Country Arts SA 25

A Fleeting Moment

MOMENT 13 • 2002

Ephemeral public art is, by its very nature, tenuous, often closely observing and interacting with the sensory aesthetics unique to the place it is in and provoking reflection on transience, decay and loss. It can be a performance, a sculptural installation, a ‘happening’. Whatever it is, you have to be in the right place at the right time to see it.

Drive along the dramatic limestone cliffs of Elliston, near the eastern corner of the Great Australian Bight, and you will still see a few permanent artworks, a legacy of the Meeting of the Winds Sculpture on the Cliffs project, but you had to be there in those first few weeks to see the majority of the 26 short-lived works.

Initially part of the events commemorating the bicentennial of the 1802 meeting of Matthew Flinders’ and Nicholas Baudin’s ships along the South Australian coastline, it raised dark and sensitive issues about early settlement for the Elliston community, and became a means to reflect and redress them*.

Encouraged to spend time getting to know the people, the place and the past, artists worked with the drama and beauty of the natural landscape to create artworks which aroused so much public interest that the 2002 event was repeated biennially until 2008.

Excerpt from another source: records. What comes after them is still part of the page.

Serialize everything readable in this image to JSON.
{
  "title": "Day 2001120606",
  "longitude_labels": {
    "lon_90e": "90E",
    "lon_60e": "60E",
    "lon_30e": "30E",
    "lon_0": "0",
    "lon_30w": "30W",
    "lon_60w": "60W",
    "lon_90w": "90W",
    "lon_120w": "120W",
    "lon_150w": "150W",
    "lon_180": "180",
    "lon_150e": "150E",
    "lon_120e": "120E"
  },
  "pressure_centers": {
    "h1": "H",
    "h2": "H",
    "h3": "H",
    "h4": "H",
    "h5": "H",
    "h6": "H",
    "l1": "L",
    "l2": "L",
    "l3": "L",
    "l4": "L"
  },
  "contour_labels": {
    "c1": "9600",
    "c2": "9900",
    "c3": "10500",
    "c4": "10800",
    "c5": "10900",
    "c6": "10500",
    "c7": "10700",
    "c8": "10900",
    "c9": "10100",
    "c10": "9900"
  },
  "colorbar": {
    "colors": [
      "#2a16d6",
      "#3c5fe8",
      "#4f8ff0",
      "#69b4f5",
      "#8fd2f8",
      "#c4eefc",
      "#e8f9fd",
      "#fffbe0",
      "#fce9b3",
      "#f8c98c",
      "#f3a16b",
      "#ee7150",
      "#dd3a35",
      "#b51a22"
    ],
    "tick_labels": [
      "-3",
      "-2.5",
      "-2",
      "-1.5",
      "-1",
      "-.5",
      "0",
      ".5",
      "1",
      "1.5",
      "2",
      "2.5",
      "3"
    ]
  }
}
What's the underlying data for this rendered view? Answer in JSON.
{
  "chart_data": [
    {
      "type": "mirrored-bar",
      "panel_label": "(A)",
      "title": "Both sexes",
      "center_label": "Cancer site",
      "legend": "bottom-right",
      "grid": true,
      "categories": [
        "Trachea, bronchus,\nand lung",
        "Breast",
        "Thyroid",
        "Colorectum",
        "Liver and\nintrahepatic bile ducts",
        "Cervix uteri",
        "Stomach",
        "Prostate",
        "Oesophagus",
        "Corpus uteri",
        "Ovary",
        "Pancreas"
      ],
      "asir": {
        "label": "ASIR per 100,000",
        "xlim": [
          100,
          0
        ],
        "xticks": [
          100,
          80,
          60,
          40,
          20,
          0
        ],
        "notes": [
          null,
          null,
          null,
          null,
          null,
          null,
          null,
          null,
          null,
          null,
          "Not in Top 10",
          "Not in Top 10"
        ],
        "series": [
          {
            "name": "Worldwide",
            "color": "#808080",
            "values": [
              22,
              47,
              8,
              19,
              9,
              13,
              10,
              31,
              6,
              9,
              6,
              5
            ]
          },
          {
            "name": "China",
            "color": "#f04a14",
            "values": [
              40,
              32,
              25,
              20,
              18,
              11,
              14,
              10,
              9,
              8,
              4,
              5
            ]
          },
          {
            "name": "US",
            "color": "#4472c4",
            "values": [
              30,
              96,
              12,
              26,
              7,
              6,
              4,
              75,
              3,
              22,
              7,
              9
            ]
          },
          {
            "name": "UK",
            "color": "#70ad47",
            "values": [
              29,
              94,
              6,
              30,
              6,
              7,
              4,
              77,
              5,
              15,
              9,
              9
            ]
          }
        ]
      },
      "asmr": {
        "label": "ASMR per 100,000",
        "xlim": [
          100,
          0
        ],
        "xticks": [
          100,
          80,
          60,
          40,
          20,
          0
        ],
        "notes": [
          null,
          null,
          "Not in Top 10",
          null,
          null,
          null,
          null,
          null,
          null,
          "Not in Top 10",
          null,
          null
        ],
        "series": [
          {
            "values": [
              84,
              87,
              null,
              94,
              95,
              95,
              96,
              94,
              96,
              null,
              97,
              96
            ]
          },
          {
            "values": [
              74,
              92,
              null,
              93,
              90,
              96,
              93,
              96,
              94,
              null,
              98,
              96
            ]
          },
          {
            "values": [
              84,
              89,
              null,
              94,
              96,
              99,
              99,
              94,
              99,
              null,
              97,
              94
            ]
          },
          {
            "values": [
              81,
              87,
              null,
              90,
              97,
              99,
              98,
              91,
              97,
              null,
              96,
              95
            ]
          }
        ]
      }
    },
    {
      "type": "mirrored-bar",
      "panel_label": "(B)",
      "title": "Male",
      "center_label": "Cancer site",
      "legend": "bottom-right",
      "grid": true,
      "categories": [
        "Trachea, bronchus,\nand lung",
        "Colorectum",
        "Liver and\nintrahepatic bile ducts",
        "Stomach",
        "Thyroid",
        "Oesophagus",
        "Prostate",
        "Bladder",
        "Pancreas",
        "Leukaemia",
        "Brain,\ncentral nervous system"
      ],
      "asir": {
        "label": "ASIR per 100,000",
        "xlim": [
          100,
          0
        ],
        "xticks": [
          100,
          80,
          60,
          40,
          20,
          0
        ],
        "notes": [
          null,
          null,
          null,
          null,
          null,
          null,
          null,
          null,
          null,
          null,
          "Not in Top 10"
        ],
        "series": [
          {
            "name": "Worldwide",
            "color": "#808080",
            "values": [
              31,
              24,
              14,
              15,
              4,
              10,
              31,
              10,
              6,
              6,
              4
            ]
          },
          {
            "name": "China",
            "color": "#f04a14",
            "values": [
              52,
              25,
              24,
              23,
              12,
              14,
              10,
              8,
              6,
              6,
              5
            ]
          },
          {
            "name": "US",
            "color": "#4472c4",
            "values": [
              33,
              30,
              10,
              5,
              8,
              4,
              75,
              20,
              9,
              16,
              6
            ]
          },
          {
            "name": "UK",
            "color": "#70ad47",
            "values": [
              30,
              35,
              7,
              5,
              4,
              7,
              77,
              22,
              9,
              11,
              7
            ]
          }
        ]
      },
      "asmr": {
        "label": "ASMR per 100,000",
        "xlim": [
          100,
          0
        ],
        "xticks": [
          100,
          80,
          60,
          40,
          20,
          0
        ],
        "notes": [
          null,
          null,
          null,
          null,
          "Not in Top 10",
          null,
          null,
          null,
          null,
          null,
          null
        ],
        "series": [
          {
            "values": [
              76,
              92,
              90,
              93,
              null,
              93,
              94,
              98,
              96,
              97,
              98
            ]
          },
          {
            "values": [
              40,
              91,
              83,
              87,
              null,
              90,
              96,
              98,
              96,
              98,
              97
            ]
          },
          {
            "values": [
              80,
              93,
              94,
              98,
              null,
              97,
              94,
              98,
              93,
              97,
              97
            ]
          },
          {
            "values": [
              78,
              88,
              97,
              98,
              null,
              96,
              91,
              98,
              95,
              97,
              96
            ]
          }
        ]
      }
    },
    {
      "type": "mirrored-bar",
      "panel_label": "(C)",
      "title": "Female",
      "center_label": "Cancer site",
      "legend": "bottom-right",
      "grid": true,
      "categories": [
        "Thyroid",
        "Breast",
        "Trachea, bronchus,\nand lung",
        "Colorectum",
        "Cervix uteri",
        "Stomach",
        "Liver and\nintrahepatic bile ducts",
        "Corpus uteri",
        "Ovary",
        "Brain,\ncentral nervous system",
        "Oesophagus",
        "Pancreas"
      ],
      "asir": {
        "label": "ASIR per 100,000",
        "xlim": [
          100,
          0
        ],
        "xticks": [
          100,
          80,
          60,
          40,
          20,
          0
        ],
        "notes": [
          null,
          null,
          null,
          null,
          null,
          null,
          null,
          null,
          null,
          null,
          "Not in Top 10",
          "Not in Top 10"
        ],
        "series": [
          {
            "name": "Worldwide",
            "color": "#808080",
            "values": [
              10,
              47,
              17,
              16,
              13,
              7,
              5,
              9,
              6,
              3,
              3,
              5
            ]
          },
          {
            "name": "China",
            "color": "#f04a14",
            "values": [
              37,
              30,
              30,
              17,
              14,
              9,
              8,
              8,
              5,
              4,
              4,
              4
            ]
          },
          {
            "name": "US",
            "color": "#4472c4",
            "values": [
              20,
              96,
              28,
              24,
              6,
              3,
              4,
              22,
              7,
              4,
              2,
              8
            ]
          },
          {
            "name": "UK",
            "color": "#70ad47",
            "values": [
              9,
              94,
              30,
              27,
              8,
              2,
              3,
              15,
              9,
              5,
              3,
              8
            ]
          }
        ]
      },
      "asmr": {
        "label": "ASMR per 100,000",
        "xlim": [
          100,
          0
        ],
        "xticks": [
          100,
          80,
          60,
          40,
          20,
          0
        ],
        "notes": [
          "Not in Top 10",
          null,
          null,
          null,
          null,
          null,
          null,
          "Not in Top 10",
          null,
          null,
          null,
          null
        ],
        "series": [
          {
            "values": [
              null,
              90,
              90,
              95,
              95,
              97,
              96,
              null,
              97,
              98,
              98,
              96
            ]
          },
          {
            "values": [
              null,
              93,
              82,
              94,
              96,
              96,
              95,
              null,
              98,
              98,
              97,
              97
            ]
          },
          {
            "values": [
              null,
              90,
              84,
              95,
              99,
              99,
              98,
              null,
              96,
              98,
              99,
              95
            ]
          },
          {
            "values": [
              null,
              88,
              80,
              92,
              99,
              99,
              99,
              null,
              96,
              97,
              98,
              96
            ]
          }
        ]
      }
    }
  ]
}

Ephemeral art remains a vital part of our arts landscape and whilst you won’t find many remnants of past events still in the real world, video and photographs often record their place in the regional arts narrative while memories, relationships and changed attitudes linger.

Written and researched by Jo Pike for Country Arts SA


Common Ground

Whilst we work with all tiers of government, our most practical day to day relationship is with the tier that knows community most intimately. To plan events, install public art, or work with communities to shape and produce artwork, our relationship with local government comes into play. And for our part, we bring arts expertise that provides creative solutions to local issues and makes communities good places to live. It's a good partnership.